Members also deliberated over points to take into account in conducting monetary policy in the future. One member noted that there seemed to be some room for revising the current conduct of the JGB purchase operation, taking into consideration (1) the large stock effect of reducing term premia reflecting the cumulative amount of JGBs through purchasing long-term JGBs and (2) the low remaining ratio of newly issued bonds in the JGB market. Furthermore, this member commented that, mainly taking account of the recent developments in deals with unsold bonds in the corporate bond market, it was possible that investors' demand for corporate bonds would increase in case of higher longer-term interest rates. The member continued that, therefore, a possible future option for the conduct of monetary policy was to consider in a flexible manner factors such as the range of yield movement and the target maturity of JGBs. Meanwhile, one member pointed out that, in a situation where the Bank would continue to purchase JGBs for a long period, it also was necessary to monitor whether constraints would arise on financial institutions' collateral management, which would affect their bids for the Bank's short-term operations. One member said that attention needed to be paid to the possibility that the functioning of regional financial institutions -- as a kind of buffer to support economic activity in their respective regional areas at times of economic downturns -- would decline gradually as the current low interest rate environment exerted downward pressure on financial institutions' profits in a cumulative manner. On this basis, the member added that it was necessary to maintain accommodative financial conditions going forward while paying attention to the situation in regional areas. In relation to this, one member noted that, if the Bank tried to normalize monetary policy prematurely before achieving the price stability target, this could adversely affect economic activity through a rise in interest rates, and in turn reduce financial institutions' profits. The member then commented that financial system stability primarily should be ensured through prudential policy.

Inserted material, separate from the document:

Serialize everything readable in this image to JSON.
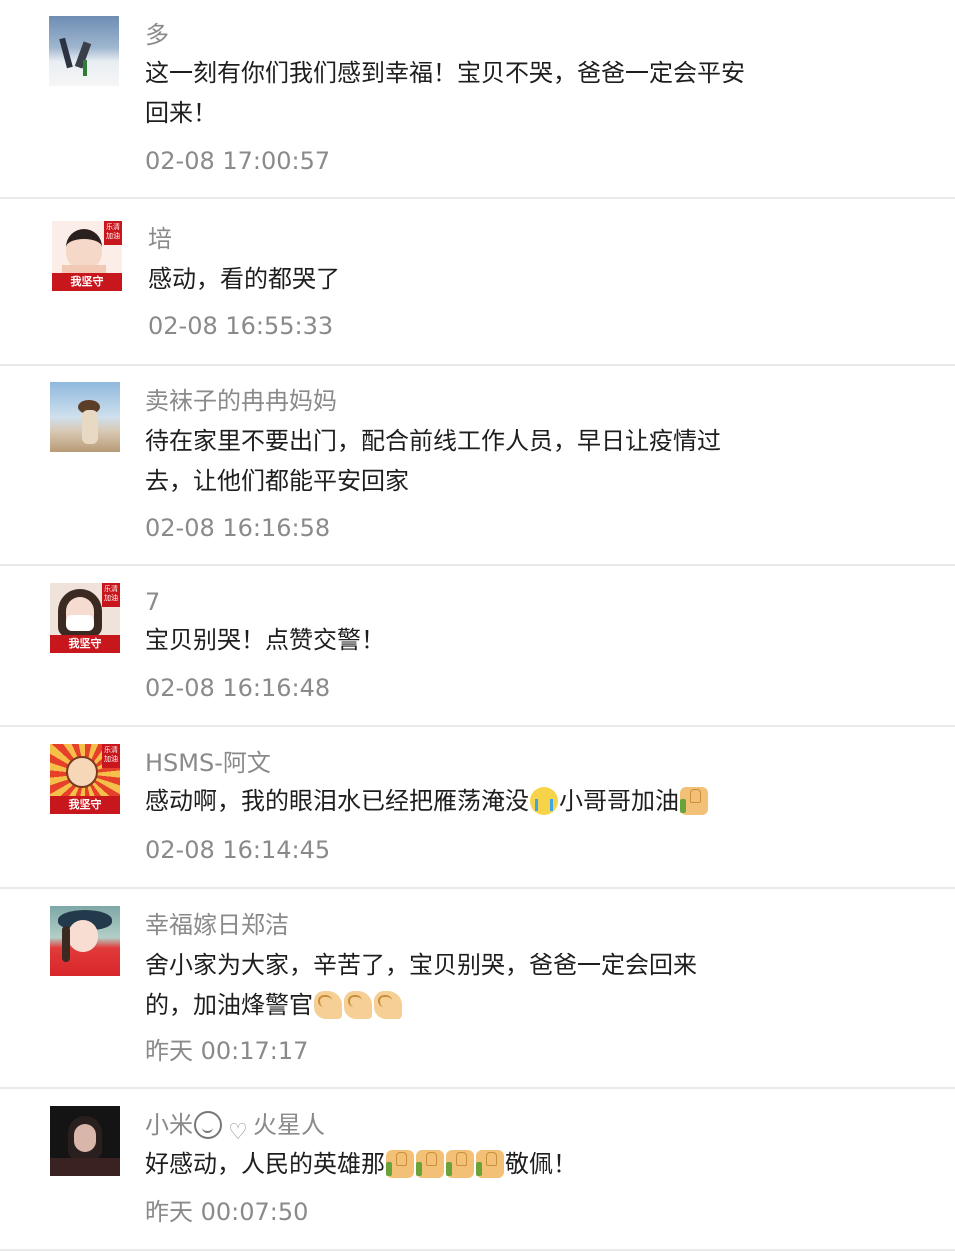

Moreover, one member expressed the recognition that, in fiscal 2019, the underlying trend in prices would be very difficult to grasp due to various factors such as the effects of the scheduled consumption tax hike and provision of free education, as well as a possible decline in crude oil prices and a reduction in mobile phone-related prices. On this basis, the member expressed the view that, as long as these factors were contained as only temporary shocks, their impact on the underlying trend in prices and monetary policy conduct would be small, since it was developments in the underlying trend that were considered most relevant to the conduct of monetary policy. Nevertheless, some members, including this member, pointed out that, since the so-called adaptive formation mechanism of inflation expectations had operated strongly in Japan, it was important to continue to carefully examine whether temporary price fluctuations would affect developments in inflation expectations. Some members said that it was necessary to thoroughly discuss the outlook for prices and strategy for communication to the public, including the points mentioned above, at the next Monetary Policy Meeting, at which the Outlook Report would be compiled.

With respect to yield curve control, members shared the recognition that, since the previous meeting, the JGB yield curve had been formed smoothly in a manner consistent with the guideline for market operations.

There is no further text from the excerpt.